Wir sollten uns eher darauf besinnen, worum es geht: Dass wir uns täglich ernähren und nicht, dass wir einmal im Jahr ins Spitzenrestaurant gehen.
Wir verlieren die Mitte, die Wirtshauskultur. Da gibt es keine Streberteller, sondern Reisfleisch, faschiertes Butterschnitzerl, gefüllte Kalbsbrust und eine Kalbsschulter- und genau das können junge Menschen nicht mehr kochen. Aber sie haben gelernt, wie man ein Stück Fleisch vakuumiert und Sous Vide Garen.
Tage der Alpen-Adria Küche: Aus gutem Grund
Ein Kalb, zerlegt und verarbeitet from „Nose to Tail“. Kostproben von allen Teilen des Kalbs sind selbstverständlich Teil des Programms sowie die Weinbegleitung vom Rebenhof in der Südsteiermark.
19.09.2022 um 16.00 Uhr
MAKERSPACE Carinthia
Markus Deisenberger: Sie gelten als Verfechter der Wirtshauskultur. Warum ist sie Ihnen so wichtig?
Sepp Schellhorn: Weil ich glaube, dass ein Wirtshaus auch eine soziale Funktion in einer Gesellschaft hat. Deshalb habe ich auch eines, nämlich den „Bierführer“ in Goldegg, übernommen. Eine Gesellschaftlebt von der Kommunikation- und die funktioniert immer noch am besten im Wirtshaus.
Markus Deisenberger: Das heißt, der Akt des Zerlegens wird auch ein kommunikativer?
Sepp Schellhorn: Unbedingt.
Markus Deisenberger: Ein Kärntner Schafzüchter sagte unlängst den schönen Satz zu mir, dass man für ein Steak nicht kochen können müsse, sich die wahre Könnerschaft in der Küche erst bei den anderen Teilen zeige. Sehen Sie das auch so?

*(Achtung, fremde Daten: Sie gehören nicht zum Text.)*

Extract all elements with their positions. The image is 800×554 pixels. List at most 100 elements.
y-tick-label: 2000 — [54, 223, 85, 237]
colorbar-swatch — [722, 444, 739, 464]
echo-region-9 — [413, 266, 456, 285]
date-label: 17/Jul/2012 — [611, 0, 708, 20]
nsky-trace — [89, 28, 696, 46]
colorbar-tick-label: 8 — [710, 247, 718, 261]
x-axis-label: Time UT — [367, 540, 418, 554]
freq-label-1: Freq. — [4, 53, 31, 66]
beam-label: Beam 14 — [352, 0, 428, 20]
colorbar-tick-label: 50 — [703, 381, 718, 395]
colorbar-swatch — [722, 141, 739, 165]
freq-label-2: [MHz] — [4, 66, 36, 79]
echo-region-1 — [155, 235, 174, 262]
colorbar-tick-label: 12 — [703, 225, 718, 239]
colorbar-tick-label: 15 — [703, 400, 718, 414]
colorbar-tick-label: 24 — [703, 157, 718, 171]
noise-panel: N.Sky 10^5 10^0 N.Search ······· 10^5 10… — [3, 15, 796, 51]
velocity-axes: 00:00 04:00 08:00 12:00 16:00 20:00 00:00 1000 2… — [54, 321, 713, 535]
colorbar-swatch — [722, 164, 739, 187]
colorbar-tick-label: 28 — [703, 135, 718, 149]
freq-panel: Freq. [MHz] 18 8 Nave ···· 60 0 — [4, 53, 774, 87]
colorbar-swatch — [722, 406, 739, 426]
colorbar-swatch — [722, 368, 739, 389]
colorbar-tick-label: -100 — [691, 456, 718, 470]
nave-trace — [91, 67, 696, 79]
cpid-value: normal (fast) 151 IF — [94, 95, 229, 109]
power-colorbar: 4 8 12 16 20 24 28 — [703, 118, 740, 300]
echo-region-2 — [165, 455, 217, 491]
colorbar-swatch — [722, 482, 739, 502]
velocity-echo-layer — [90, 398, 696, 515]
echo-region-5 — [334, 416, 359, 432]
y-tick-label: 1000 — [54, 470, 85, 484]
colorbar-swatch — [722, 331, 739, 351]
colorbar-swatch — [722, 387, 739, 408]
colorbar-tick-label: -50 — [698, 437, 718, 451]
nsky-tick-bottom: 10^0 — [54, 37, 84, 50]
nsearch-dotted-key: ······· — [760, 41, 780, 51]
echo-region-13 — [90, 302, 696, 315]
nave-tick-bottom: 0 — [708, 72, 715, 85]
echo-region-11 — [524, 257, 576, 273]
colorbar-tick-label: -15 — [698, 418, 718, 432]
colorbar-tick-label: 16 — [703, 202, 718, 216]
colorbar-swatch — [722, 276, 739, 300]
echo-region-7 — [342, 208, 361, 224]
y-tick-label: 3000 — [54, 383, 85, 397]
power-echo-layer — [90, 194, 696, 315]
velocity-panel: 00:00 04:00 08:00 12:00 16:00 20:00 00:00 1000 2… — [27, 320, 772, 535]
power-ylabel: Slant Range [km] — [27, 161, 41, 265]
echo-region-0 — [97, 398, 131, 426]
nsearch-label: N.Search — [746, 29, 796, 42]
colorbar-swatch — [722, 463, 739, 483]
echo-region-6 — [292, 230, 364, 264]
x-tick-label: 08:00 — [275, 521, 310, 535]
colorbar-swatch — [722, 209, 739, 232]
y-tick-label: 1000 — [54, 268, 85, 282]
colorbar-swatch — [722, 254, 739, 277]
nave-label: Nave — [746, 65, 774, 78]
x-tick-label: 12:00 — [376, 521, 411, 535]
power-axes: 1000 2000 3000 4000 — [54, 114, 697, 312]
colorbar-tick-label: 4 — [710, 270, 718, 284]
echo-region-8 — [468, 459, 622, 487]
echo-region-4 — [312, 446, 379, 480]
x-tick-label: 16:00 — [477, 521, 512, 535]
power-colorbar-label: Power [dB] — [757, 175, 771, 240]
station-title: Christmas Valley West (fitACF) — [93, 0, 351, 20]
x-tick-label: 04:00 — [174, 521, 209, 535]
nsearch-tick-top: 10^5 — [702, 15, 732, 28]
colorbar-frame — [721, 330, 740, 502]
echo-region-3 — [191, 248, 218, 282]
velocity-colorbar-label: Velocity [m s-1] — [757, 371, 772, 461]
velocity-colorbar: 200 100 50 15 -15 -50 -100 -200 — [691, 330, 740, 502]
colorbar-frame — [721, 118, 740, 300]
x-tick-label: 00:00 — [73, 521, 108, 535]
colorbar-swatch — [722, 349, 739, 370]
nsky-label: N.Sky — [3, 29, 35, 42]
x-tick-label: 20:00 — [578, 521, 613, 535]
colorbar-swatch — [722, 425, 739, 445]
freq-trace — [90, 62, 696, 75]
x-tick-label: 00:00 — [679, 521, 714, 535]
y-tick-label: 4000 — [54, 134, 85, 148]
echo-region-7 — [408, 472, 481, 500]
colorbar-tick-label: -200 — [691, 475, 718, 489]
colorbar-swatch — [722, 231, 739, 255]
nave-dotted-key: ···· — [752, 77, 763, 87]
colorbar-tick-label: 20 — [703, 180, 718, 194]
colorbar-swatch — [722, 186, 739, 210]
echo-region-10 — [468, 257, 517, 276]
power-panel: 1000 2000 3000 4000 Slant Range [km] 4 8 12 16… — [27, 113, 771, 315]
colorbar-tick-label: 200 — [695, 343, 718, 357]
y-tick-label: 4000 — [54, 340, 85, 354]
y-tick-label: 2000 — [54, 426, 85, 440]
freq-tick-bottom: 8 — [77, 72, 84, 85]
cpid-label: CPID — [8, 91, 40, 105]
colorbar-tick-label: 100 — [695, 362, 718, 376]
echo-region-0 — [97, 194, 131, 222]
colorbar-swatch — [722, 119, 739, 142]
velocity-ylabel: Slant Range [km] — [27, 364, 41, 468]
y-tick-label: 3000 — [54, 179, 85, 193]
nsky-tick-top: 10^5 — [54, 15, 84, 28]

Sepp Schellhorn: Absolut. Eine Kalbsschulter lässt sich nicht einfach braten, die muss verarbeitet werden. Dieses Handwerk will ich weitergeben. Darum freue ich mich, wenn junge Menschen kommen und das lernen wollen.
Josef „Sepp“ Schellhorn
Ist ein österreichischer Unternehmer, Gastronom und ehemaliger Politiker. 1996 übernahm er den elterlichen Betrieb „Der Seehof“ in Goldegg am See, den er als seine „Homebase“ bezeichnet und bei dem es in hohem Maße um Sinnstiftung geht, so Schellhorn. Deshalb bietet der Seehof ein reichhaltiges und weitläufiges Kulturprogamm an.
Da wird ganz schnell alles viel langsamer.

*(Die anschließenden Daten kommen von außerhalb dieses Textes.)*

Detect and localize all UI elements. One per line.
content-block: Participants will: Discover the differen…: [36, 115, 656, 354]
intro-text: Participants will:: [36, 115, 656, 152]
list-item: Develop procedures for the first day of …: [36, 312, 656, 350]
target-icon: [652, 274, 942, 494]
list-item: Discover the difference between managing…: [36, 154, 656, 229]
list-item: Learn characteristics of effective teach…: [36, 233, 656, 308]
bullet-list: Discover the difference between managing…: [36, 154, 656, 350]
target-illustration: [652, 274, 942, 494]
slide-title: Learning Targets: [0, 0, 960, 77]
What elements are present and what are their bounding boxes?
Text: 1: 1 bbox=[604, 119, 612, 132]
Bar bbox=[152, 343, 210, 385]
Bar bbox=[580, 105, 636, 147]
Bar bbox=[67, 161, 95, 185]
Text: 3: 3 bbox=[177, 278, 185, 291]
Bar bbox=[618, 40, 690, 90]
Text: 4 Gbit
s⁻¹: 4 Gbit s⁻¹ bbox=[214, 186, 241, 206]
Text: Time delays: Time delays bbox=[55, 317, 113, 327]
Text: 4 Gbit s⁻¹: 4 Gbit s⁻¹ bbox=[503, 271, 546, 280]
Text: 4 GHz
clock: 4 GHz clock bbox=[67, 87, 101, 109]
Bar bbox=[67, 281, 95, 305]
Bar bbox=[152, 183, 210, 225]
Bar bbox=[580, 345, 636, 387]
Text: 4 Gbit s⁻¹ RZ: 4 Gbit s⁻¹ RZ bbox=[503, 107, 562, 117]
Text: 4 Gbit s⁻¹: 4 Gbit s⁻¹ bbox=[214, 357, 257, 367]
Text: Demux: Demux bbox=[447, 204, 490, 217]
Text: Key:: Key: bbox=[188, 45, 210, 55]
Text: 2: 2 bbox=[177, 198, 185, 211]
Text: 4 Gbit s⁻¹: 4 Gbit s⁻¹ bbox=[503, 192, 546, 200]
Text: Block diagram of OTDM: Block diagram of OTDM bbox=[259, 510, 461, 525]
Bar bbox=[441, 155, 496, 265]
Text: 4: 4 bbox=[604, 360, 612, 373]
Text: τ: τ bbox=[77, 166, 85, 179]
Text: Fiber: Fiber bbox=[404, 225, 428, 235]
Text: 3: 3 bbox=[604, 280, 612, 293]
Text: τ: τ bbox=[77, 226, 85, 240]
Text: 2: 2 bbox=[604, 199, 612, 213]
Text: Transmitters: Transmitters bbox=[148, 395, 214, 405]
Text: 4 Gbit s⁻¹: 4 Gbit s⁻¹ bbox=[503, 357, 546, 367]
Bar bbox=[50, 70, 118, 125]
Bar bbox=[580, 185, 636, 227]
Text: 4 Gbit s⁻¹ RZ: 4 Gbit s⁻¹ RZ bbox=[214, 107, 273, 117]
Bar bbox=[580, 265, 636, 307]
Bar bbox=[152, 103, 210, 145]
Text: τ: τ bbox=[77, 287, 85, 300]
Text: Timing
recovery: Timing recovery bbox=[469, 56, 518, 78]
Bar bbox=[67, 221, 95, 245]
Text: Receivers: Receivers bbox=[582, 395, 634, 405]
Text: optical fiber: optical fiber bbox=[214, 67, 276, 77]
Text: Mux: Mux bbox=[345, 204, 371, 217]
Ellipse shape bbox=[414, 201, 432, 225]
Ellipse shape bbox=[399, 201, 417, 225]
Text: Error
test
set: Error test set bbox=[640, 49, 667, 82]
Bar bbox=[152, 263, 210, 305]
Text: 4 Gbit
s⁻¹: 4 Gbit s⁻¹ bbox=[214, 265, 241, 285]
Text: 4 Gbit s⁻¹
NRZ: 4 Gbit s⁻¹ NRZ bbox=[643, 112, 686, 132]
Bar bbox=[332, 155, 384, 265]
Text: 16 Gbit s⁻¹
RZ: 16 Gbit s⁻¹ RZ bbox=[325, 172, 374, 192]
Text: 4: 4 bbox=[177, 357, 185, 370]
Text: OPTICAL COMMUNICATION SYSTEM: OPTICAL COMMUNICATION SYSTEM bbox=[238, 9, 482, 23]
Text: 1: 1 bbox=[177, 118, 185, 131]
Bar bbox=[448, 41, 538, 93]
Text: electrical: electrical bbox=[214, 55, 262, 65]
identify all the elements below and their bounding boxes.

Im Kochfernsehen trug Schellhorn schon ein T-Shirt mit der Aufschrift „Klimakoch“, als die Klimakrise noch in weiter Zukunft lag und der Begriff Nachhaltigkeit in den Kinderschuhen steckte.
Als gastronomischer Unternehmer betreibt er neben dem „Seehof“ die Restaurants „M32“ im Museum der Moderne in Salzburg am Mönchsberg, das „Angertal 1180“ in Bad Hofgastein sowie die „Alm Weitblick“ im Schigebiet von Sportgastein und neuerdings den „Bierführer“ in Goldegg.